Germany and France appear to have set their differences on hydrogen regulation aside as part of wider efforts to resolve simmering tensions between the EU’s two largest countries.

Hydrogen is expected to play a critical role in decarbonising industries like steelmaking and chemicals, with the European Commission planning 10 million tonnes of domestic renewable hydrogen production and 10 million tonnes of imports by 2030 to replace fossil gas.

However, France and Germany have clashed over EU rules that will govern the future production of renewable and low-carbon hydrogen in Europe.

At the heart of the dispute is the definition of “renewable” hydrogen against “low-carbon” hydrogen, which also includes fuels produced from nuclear power or natural gas with carbon sequestration technology.

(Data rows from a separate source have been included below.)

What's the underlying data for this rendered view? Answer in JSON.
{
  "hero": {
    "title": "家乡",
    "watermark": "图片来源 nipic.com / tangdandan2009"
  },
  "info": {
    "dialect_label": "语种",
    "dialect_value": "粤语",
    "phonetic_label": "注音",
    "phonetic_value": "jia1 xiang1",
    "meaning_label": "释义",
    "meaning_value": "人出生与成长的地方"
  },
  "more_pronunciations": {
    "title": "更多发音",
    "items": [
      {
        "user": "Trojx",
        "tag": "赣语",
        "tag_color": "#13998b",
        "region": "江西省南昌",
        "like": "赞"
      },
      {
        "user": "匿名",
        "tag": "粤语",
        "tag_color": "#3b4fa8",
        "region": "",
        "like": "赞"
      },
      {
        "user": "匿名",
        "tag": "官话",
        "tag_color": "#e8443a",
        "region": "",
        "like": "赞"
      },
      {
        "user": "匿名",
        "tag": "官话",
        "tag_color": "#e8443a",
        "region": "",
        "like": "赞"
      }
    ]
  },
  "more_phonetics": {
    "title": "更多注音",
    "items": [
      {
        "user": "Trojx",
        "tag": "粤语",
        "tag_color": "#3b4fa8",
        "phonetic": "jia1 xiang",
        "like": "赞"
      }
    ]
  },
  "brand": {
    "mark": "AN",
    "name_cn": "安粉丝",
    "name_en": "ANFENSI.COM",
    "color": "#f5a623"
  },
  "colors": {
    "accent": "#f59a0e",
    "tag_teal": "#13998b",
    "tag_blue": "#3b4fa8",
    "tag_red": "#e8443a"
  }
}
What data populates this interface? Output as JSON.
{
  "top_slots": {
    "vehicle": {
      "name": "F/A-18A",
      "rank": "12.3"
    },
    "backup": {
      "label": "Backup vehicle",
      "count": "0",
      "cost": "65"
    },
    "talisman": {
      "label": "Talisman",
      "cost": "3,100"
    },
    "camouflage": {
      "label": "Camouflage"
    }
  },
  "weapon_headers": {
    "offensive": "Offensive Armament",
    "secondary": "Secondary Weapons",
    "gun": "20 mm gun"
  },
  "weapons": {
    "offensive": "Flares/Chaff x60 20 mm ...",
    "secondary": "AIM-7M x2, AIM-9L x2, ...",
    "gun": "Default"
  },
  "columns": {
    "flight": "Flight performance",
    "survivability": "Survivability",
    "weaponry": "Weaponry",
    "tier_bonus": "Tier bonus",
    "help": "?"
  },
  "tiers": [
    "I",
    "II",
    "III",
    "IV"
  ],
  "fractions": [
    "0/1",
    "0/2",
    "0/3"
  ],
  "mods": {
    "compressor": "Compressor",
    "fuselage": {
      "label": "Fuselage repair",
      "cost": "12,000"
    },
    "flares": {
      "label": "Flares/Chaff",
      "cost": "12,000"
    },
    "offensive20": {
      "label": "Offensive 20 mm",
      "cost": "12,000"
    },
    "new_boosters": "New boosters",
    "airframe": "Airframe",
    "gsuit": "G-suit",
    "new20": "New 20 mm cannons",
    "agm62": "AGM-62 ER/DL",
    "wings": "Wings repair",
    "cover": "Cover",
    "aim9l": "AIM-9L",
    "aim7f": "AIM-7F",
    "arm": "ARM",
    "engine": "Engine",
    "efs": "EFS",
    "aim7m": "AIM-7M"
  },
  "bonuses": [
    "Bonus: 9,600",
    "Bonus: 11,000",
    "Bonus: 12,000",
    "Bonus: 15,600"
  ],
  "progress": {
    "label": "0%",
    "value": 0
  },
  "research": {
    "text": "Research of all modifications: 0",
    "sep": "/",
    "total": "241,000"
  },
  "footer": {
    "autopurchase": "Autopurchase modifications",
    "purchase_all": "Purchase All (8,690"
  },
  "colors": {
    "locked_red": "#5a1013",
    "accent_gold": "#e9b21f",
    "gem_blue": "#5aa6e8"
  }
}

France has insisted on recognising hydrogen made from nuclear electricity as green under the EU’s revamped Renewable Energy Directive, an idea firmly rejected by Germany, which said nuclear had no place under the directive.

Now, their differences appear settled. On Friday, the two countries published a “political declaration” affirming Franco-German solidarity on a range of energy issues, including hydrogen regulation.

The joint statement said the two sides will “respect each country’s technology choices on electricity mix” and then “find a solution on how to reflect this common understanding in current legislative dossiers, including in the gas [and hydrogen] package”.

The Czech EU presidency seized on this détente, and put forward a compromise proposal for the gas package, which reflected the key interests of France and Germany in the European hydrogen debate.

A new article 8a proposed by the Czechs raises the “possibility to use low-carbon hydrogen and low-carbon fuels in decarbonisation objectives,” reflecting France’s wish to count hydrogen made from nuclear towards its climate objectives.

“Member States may take into account low-carbon fuels of non-biological origin, including low carbon hydrogen,” reads the proposed draft, seen by Contexte, a specialised news site.

It then creates a provision through which low-carbon hydrogen may be counted “as a complement” to national targets on greenhouse gas reduction and renewable fuels of non-biological origin (RNFBO) referred to in the EU’s revamped renewable energy directive.

For the German side, the Czechs introduced a new provision excluding low-carbon hydrogen from being labelled as a “renewable” energy source.

“Low-carbon fuels of non-biological origin shall not be labelled, nor advertised, as renewable fuels of non-biological origin,” the new paragraph reads, adding that EU countries have a duty to ensure that labelling enables consumers to make an informed choice on whether to go for low-carbon or renewable fuel.

The settlement, which came after months of tensions, was welcomed as a breakthrough by France.

Read the most up to date Fuel Cell and Hydrogen Industry news at FuelCellsWorks

“Our two countries need each other,” said French Prime Minister Elisabeth Borne on Friday (25 November) in Berlin. “We want to advance decarbonised energy production in our countries, so that investments in the energy carriers of the future, such as hydrogen, are also increased,” she added, with a nod to the agreement signed beforehand.